# Help! How to groom a fuzzy lop?



## Zibb (Jul 17, 2012)

I got a new fuzzy Holland lop about 3 days ago. He's the sweetest thing ever and he loves to be rubbed behind the ears  but he came with some problems. First off he has pink eye. I took him to the vet and they gave me an antibiotic so he's feeling way better. He also has VERY matted fur, but he won't let me touch his feet to clip the nails or cut off the mats! I really don't want to freak him out, but should i bring him to a groomer or something? i cant do it myself, he squirms too much and I'm afraid I'll hurt him! Help me please!


----------



## woahlookitsme (Jul 17, 2012)

The more he is held the better he will be when you have to mess with him. Of course treats can be an extra incentive when your done and reward with good behavior. Hollands are pretty docile if you handle them enough.


----------



## Zibb (Jul 17, 2012)

He is only 2 months. What treats can I give him do you think? And he needs to be groomed now. How could I go about that without traumatizing him?


----------



## Mariah (Jul 17, 2012)

Hey, I also just recently (in May) got a fuzzy lop! Aren't they just the cutest little bunnies? My little guy "Papaya" gets mats near his bum which I'm going to actually shave off cause the brush can't get them out. He also gets mats in other places which I just brush out with a human baby brush which is very soft. I brush him 2-3 times a week cause he's a messy little dude! He always gets shavings stuck to him! 

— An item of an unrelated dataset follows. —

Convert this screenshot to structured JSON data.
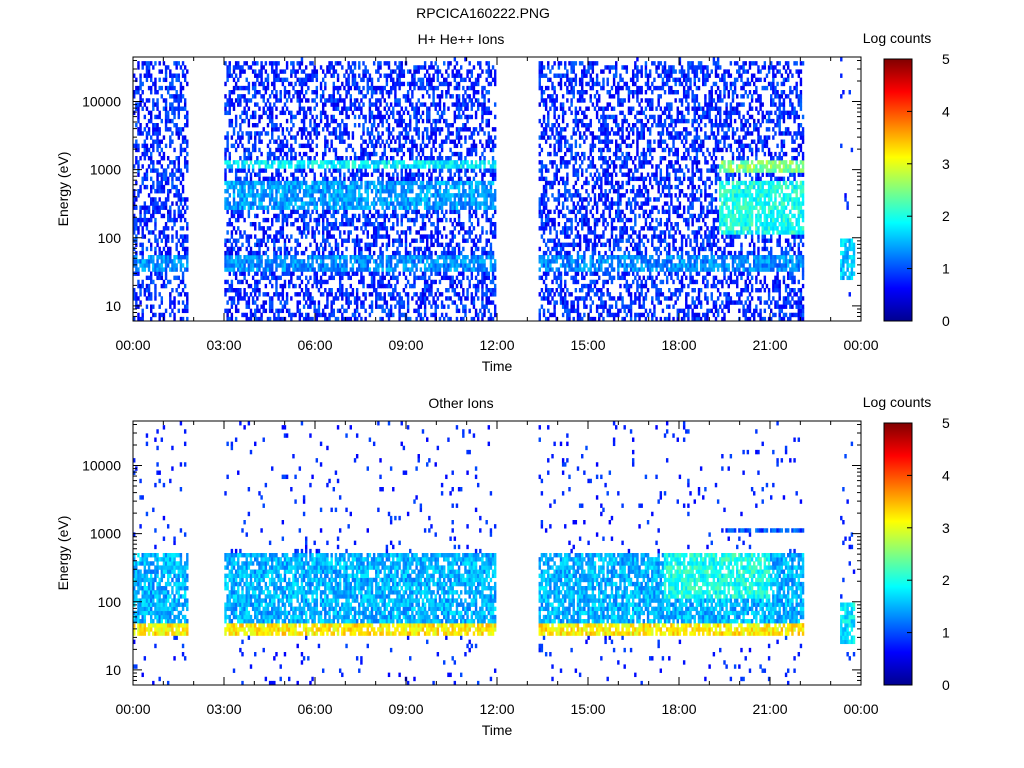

Can I ask what kind of shavings you use? I use aspen and he tracks them everywhere he goes!


----------



## Zibb (Jul 17, 2012)

I use the "care fresh" paper bedding for everything! And yes they really are the cutest  I try to snip out his mats with nail scissors and its not really working out for me.. How do you get rid of the mats without scaring the poor bunny?


----------



## Mariah (Jul 18, 2012)

I just keep brushing. Papaya just sits on my lap while I brush him. I give him Quaker oats as treats for sitting so nicely! I think he thinks he's a show bunny


----------



## MyBabyHasPaws (Jul 18, 2012)

You gotta do what you gotta do. I wouldnt use force and I wouldnt be rough, but if he has to be groomed then he's going to have to sit there, its going to take a lot of time and patience. You know those scissors with the round tip? Those work pretty well and if he moves he wont get stabbed. Slow and steady wins the race


----------



## wendymac (Jul 18, 2012)

:yeahthat:


----------



## Nancy McClelland (Jul 18, 2012)

:yeahthat: I know my bunnies don't like nail clipping time, brushing, or getting scent glands cleaned, but they've come to accept it. Time, patience, and perseverance.


----------



## slavetoabunny (Jul 19, 2012)

You may want to take him to a vet and have him shaved. That way you can start fresh. As long as you keep up on the grooming you shouldn't have too many problems.


----------



## Zibb (Jul 19, 2012)

Where are the scent glands??


----------



## SneakyDragon (Jul 19, 2012)

The scent glands are under the tail.

http://brighteyessanctuary.org/educ/rabbit-info-scent-glands.html

After I first adopted my first bun, I slowly handpulled out his mats using my fingers when I fed him his vegetables every night. Slow but steadily all of them came out. He does not like being brushed at all, but as long as I pulled the mats out gently, he didn't mind too much while he was eating.

In your case, I'm not sure if it's too severe and you'll need to physically clip them off. I've read that putting some baby cornstarch on can help with slowing working them loose, so you can try that. Otherwise, if it's really too much for you, I'd advise you to just take him to a groomer or vet to shave off the fur and start a-fresh.

For nail trimming, if he's squirming away too much, you can try to use a bunny burrito to keep him still. The basic idea is to set him on a towel and wrap it around him snugly, then hold onto him and only expose the parts you want to work with. You can probably do a quick google search to find articles and videos on how to do so. One good video on trimming nails with a bunny burrito is at [ame]http://www.youtube.com/watch?v=5trC8YgfWV8[/ame] .

Hopefully my advice is helpful! Good luck.


----------



## Zibb (Jul 21, 2012)

thank you all very much


----------